We were thrilled with the outcome as our room was crowded with a combination of prospects, strategic partners and clients. All who attended found pearls.

So what was discussed? Ways to renew a lease on YOUR terms. A synopsis follows.

The genesis of the Zoom centered around landlords sending notices of whopping rent increases. We believed a counterbalance of sorts was necessary.

Why such BIG increases? Pandemic-fueled demand coupled with skimpy supply – little to no new construction in certain size ranges – has caused a classic imbalance that resulted in price increases.

Know your owner: Owner investors fall into distinct categories: institutional, private national, private regional and private local.

An institutional landlord such as ProLogis or Rexford will view rents differently than a neighbor who might own one or two industrial buildings.

How you may ask? A building’s worth is capitalized rent. Therefore, to an institutional owner, the coupon rate is paramount. Many times concessions will be given to keep the rate intact. Generally, a private owner will be more interested in cash flow and potentially will discount rent to avoid a costly vacancy.

Your value as a tenant: The most a landlord can achieve is the market rent, which is a look back and a look forward at the transactions that have occurred and the new availabilities.

Let’s say that amount is $20,000 per month. With 4% annual increases built in – the maximum a landlord will get over a five-year term is $1,323,878.

But what will the landlord expend to achieve the market rent? Most likely, downtime while the building is shopped, abated rent once a new occupant is located, refurbishing the space, potential tenant improvements and brokerage fees. All of these must be subtracted from the total expected. Known as an effective rate, it’s seldom equal to the coupon rent. In down markets, an owner will spend 20%-25% of the future take originating a new lease.
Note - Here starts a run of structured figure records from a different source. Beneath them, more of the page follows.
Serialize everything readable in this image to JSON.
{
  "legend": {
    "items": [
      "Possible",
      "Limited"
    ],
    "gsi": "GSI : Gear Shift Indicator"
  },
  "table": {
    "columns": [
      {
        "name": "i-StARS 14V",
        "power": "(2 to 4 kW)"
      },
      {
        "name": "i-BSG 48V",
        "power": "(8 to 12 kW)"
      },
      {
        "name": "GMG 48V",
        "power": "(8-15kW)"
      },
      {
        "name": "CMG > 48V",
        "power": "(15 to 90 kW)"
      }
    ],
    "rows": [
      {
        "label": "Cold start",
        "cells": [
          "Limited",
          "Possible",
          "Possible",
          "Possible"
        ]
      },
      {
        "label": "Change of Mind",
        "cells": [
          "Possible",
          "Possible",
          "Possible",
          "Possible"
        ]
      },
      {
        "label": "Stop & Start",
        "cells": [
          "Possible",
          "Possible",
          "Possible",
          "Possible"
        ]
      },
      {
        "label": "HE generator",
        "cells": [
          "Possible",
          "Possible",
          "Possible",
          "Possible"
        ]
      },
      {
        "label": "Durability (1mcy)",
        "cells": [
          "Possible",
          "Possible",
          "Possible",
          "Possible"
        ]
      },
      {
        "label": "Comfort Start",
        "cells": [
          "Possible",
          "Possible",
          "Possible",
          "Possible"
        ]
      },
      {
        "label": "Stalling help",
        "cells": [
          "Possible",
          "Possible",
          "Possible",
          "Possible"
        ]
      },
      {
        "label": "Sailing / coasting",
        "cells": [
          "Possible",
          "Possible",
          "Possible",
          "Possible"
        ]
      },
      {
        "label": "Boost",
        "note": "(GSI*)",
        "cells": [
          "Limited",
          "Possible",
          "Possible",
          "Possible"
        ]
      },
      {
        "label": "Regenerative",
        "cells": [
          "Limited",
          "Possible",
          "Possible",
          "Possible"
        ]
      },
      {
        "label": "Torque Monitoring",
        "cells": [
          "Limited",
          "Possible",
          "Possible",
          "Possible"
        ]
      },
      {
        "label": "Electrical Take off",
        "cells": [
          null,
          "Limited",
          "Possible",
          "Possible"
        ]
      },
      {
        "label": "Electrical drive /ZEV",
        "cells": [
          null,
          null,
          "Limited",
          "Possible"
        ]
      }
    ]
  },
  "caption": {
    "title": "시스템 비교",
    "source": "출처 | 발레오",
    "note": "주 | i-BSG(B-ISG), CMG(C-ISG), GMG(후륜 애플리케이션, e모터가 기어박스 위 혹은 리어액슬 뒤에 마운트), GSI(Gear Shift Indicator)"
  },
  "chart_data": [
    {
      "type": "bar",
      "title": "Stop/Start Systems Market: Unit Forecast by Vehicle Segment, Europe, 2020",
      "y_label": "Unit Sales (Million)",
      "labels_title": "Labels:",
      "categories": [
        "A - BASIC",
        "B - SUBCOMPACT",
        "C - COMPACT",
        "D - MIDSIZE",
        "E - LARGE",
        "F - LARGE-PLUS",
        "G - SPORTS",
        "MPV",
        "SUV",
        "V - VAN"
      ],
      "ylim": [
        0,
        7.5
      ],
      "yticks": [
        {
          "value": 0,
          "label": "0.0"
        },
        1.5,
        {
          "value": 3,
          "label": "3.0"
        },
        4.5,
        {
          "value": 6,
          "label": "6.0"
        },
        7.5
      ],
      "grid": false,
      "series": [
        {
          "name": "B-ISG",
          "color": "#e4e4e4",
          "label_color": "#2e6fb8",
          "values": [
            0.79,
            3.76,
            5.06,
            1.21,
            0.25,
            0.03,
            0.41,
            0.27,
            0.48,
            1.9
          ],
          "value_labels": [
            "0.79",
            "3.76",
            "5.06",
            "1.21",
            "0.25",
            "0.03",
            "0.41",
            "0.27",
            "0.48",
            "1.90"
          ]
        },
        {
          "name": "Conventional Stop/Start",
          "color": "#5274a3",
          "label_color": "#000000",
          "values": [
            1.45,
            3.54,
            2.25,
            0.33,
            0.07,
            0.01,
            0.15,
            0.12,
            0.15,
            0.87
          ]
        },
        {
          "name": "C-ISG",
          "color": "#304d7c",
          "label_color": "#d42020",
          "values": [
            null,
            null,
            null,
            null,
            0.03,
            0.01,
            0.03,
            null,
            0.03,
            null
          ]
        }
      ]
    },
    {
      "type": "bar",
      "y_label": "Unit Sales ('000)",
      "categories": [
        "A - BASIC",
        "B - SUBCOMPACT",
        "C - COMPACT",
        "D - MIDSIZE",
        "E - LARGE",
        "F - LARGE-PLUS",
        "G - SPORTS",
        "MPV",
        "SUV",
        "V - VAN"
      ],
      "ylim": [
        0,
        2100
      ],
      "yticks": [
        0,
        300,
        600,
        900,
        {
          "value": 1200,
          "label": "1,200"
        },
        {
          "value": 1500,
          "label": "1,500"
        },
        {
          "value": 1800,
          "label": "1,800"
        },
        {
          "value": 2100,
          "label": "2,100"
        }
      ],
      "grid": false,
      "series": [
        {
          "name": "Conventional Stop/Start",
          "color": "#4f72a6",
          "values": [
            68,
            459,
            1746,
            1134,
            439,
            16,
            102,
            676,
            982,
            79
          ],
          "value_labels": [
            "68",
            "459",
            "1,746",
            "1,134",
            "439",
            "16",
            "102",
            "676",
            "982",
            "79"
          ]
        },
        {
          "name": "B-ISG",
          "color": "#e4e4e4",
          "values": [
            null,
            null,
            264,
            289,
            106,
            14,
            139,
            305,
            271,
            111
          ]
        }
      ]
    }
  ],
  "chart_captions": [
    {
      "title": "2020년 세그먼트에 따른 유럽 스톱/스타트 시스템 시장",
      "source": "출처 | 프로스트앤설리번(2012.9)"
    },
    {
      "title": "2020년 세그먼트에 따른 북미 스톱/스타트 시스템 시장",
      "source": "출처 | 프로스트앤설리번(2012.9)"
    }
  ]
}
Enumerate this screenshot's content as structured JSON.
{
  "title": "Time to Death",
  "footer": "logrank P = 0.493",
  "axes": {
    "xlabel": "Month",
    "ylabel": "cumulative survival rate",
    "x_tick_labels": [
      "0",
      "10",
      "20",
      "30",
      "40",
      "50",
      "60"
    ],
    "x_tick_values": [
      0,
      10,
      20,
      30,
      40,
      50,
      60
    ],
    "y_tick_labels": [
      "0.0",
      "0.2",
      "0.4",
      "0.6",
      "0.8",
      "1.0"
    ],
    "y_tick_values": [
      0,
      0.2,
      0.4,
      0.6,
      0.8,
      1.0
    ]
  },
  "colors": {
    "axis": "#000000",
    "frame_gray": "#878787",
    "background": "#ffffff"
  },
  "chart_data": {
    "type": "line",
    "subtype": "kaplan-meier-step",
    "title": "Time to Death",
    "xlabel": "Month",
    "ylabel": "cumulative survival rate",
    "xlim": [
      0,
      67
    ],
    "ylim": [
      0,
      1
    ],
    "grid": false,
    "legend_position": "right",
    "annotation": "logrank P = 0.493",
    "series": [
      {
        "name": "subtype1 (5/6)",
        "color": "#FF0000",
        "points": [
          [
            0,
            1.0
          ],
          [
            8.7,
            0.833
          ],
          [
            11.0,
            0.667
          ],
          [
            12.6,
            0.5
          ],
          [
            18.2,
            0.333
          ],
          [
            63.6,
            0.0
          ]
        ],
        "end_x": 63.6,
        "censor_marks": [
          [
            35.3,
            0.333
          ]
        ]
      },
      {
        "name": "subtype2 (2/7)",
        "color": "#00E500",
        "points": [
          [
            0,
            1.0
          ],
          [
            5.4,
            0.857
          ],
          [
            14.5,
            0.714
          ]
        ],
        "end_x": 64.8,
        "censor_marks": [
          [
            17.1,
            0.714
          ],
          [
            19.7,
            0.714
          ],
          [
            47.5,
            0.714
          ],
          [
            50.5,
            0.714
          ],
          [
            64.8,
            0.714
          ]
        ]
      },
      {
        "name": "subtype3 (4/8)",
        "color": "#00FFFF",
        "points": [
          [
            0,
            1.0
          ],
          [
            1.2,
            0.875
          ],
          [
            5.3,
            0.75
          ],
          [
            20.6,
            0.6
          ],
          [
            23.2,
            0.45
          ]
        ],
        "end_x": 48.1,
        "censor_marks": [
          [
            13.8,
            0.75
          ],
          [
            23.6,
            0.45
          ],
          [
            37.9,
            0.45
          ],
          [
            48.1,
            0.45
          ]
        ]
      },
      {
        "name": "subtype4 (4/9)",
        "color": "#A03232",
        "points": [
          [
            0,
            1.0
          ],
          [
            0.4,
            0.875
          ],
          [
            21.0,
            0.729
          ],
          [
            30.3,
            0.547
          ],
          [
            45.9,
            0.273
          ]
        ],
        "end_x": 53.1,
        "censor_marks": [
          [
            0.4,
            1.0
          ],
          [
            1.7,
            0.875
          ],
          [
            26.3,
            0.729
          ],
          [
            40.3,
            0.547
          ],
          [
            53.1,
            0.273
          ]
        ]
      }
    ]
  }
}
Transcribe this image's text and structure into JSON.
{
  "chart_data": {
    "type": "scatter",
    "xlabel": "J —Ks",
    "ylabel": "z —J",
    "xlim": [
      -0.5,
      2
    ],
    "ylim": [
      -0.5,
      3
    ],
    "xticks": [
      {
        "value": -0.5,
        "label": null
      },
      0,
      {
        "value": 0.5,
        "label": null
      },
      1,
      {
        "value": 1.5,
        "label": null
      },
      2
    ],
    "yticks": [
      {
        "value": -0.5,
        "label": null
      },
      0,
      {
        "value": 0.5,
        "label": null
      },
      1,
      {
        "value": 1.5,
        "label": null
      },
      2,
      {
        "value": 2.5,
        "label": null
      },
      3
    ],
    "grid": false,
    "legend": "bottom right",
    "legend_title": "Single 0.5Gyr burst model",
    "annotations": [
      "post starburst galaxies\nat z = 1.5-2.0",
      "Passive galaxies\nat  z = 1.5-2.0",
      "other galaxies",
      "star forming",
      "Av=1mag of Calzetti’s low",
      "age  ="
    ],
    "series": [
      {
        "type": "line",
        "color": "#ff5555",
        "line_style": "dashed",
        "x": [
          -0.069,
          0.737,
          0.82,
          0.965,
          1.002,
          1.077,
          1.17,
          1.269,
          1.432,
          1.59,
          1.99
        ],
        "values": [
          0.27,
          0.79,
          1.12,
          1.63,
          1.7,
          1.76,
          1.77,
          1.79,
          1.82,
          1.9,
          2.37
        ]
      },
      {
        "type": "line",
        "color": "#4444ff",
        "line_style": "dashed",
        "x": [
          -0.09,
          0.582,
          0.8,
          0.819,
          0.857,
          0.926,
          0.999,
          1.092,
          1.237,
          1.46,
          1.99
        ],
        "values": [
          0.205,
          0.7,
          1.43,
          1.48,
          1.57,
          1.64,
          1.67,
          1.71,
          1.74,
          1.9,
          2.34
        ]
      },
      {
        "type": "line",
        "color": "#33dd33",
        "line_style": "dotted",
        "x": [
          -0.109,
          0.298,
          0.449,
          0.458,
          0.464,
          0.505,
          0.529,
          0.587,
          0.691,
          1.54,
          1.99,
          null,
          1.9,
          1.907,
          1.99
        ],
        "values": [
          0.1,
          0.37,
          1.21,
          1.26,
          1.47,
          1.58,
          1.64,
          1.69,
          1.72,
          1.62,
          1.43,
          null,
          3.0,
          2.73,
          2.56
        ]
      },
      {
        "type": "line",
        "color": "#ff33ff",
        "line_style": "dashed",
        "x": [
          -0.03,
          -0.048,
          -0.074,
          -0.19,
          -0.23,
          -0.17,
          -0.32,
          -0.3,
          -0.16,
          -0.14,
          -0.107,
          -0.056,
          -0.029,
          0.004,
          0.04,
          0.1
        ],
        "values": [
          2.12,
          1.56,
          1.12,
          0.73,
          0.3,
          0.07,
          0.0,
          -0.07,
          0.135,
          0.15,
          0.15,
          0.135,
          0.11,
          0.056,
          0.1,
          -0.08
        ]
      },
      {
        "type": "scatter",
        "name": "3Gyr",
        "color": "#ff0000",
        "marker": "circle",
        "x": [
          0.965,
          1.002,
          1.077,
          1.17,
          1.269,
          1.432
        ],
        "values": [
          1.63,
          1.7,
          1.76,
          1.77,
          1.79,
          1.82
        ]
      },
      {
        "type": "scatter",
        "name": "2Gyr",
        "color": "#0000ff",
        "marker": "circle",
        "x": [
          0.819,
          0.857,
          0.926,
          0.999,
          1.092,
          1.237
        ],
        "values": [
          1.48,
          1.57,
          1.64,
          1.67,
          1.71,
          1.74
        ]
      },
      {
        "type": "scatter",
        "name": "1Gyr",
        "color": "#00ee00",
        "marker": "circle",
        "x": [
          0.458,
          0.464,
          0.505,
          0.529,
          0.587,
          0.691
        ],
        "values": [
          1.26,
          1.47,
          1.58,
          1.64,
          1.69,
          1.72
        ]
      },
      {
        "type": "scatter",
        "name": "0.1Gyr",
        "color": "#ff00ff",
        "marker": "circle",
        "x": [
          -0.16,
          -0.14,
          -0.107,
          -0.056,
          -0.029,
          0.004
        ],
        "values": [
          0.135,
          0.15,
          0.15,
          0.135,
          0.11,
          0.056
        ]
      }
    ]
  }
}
Extensions rights: You may have pre-negotiated your right to stay. Take a look at these clauses: options to renew, terminate, expand and rights of first refusal or first offer. Just remember, time is of the essence. You must adhere to the periods specified.

Timing: In today’s robust market and scant availability, you may be able to relocate, sublease your remaining term and make money. In some cases, the property owner will want a taste, however.

Cost to relocate: The Yang to the Yin of the cost to replace a tenant is the dollars required to move. If you have large machinery, a special purpose use, ISO certifications or a spray booth, you’ll be shocked at how expensive it is to change quarters. Know these costs. Your landlord will use them as leverage.

Next steps:

—Find your lease.

—Know the key dates and terms.

—Create a system for assessing market trends.

—Schedule an annual virtual or in-person meeting with the landlord.

—Don’t forget: You have the right to representation. Your owner certainly will have someone.